Federal Treasurer Joe Hockey handed down his second budget for the Abbott Government on Tuesday night at Parliament House in Canberra.
The deficit is predicted to shrink from $48 billion in 2014/15 to $35.1 billion next year, and is expected to be down to $7 billion in three years’ time.
The big winners were small business owners and parents with hefty childcare bills, while those on the paid parental leave scheme, people on working holidays and foreign aid lost out.
Jobs and small businesses
The Federal Government will be delivering $5.5 billion in its jobs and small businesses package to aid growth in the economy as well as employment. There is an immediate tax deduction for items valued up to $20,000 and businesses with an annual turnover of less than $2 million will get a tax cut from 30 per cent to 28.5 per cent.
Parents will get more than $10 billion a year from taxpayers to help them pay their childcare fees once new subsidies start. The federal government will spend an extra $3.2 billion on childcare subsidies over the next four years. This is on top of the $7 billion a year – and rising – existing price tag for subsidising fees.
Paid parental leave
With this lifeline for childcare, Mr Hockey also put an end to ‘double dipping’ for parents who benefit from the paid parental leave scheme to prevent them from receiving payments from both the government and their employer. In a bid to save $968 million over the next four years, from July 2016 the government will restrict access to the scheme.
In a bid to get back more than $1 billion, the government will be cracking down on welfare cheats. The Department of Human Services will get added powers to detect fraud and recover debt. The six-month wait for the unemployed to access the dole in last year’s budget has now been reduced to a month, while parents who do not vaccinate their children will not be eligible for benefits.
The growing threat from terrorism, home-grown extremism and war in the Middle East has prompted to the federal government to outlay $1.2 billion in new funding for national security. The new money comes on top of $1 billion outlined in the mid-year fiscal review, and is part of a total of $35 billion in the 2015-16 budget for defence, national security and law enforcement.

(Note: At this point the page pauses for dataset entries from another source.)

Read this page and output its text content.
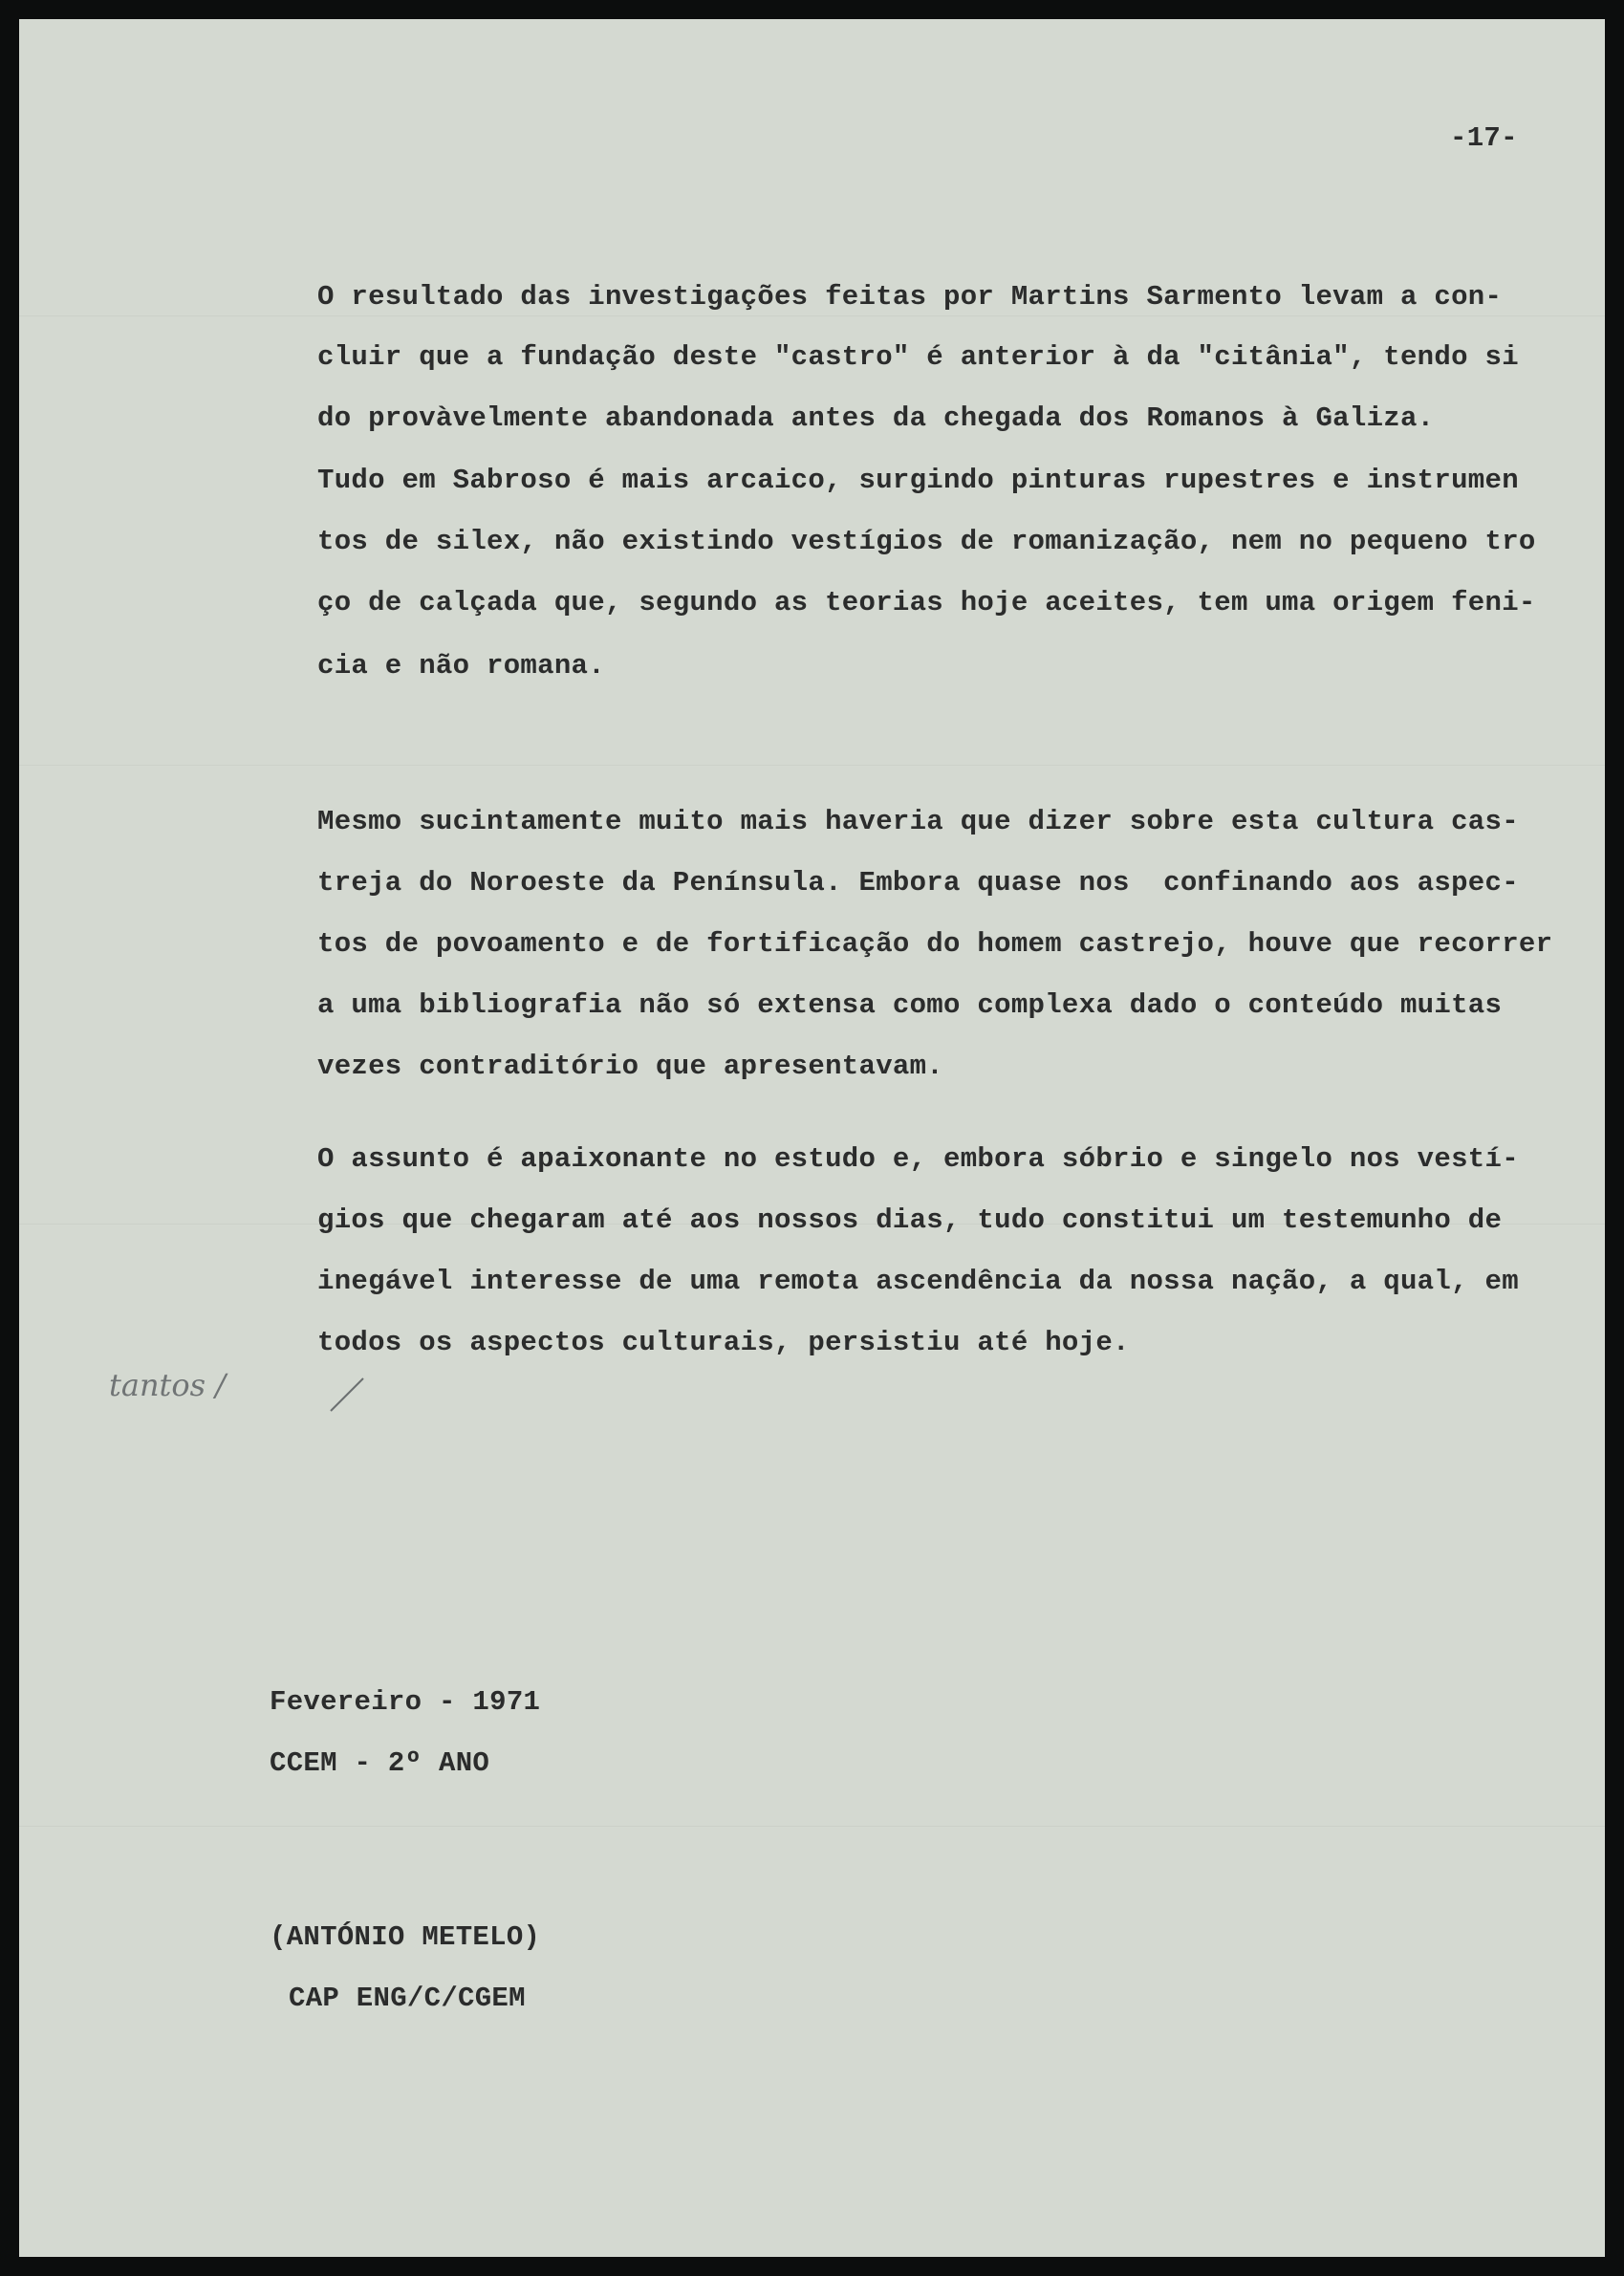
-17-
O resultado das investigações feitas por Martins Sarmento levam a con-
cluir que a fundação deste "castro" é anterior à da "citânia", tendo si
do provàvelmente abandonada antes da chegada dos Romanos à Galiza.
Tudo em Sabroso é mais arcaico, surgindo pinturas rupestres e instrumen
tos de silex, não existindo vestígios de romanização, nem no pequeno tro
ço de calçada que, segundo as teorias hoje aceites, tem uma origem feni-
cia e não romana.
Mesmo sucintamente muito mais haveria que dizer sobre esta cultura cas-
treja do Noroeste da Península. Embora quase nos  confinando aos aspec-
tos de povoamento e de fortificação do homem castrejo, houve que recorrer
a uma bibliografia não só extensa como complexa dado o conteúdo muitas
vezes contraditório que apresentavam.
O assunto é apaixonante no estudo e, embora sóbrio e singelo nos vestí-
gios que chegaram até aos nossos dias, tudo constitui um testemunho de
inegável interesse de uma remota ascendência da nossa nação, a qual, em
todos os aspectos culturais, persistiu até hoje.
tantos /
Fevereiro - 1971
CCEM - 2º ANO
(ANTÓNIO METELO)
CAP ENG/C/CGEM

Foreign aid has been slashed by $1 billion to $4 billion in this year’s Budget. Indonesia has suffered a 40 per cent loss in aid from Australia, while Papua New Guinea saw a five per cent drop in its benefits and Nepal’s aid was slashed from $26.8 million to $33.9 million. Cambodia’s chunk of assistance has been safeguarded at $79 million, which includes part of a refugee resettlement deal.
A $1.6 billion funding boost for medicines on the Pharmaceutical Benefits Scheme has been delivered. The five-year increase will go towards will go towards giving 1,000 people subsidised access to expensive melanoma treatment, which cost up to $131,000.
From January 1, 2017, the asset-free area for pensioners will increase, which means 170,000 pensioners with moderate assets will receive a full or increased pension. This will come with an increase in the the asset test taper rate from $1.50 to $3. In other words, for every $1,000 of assets over the asset-free threshold, the pension rate will reduce by $3 a fortnight.
The controversial proposal of deregulating university fees was not revisited in this year’s Budget. But now the government plans on collecting from those who live overseas and owe tens of thousands of dollars in HECS or HELP debts. Currently, Australians living and working overseas – who could be working as high-flying investment bankers or financial brokers – do not have to repay their fees.
A further $70 million will be provided to drought-stricken farmers on top of a $333 million package announced last weekend. This money will deliver much-needed money back into the pockets of primary producers for depreciation of water facilities, fodder storage and fencing.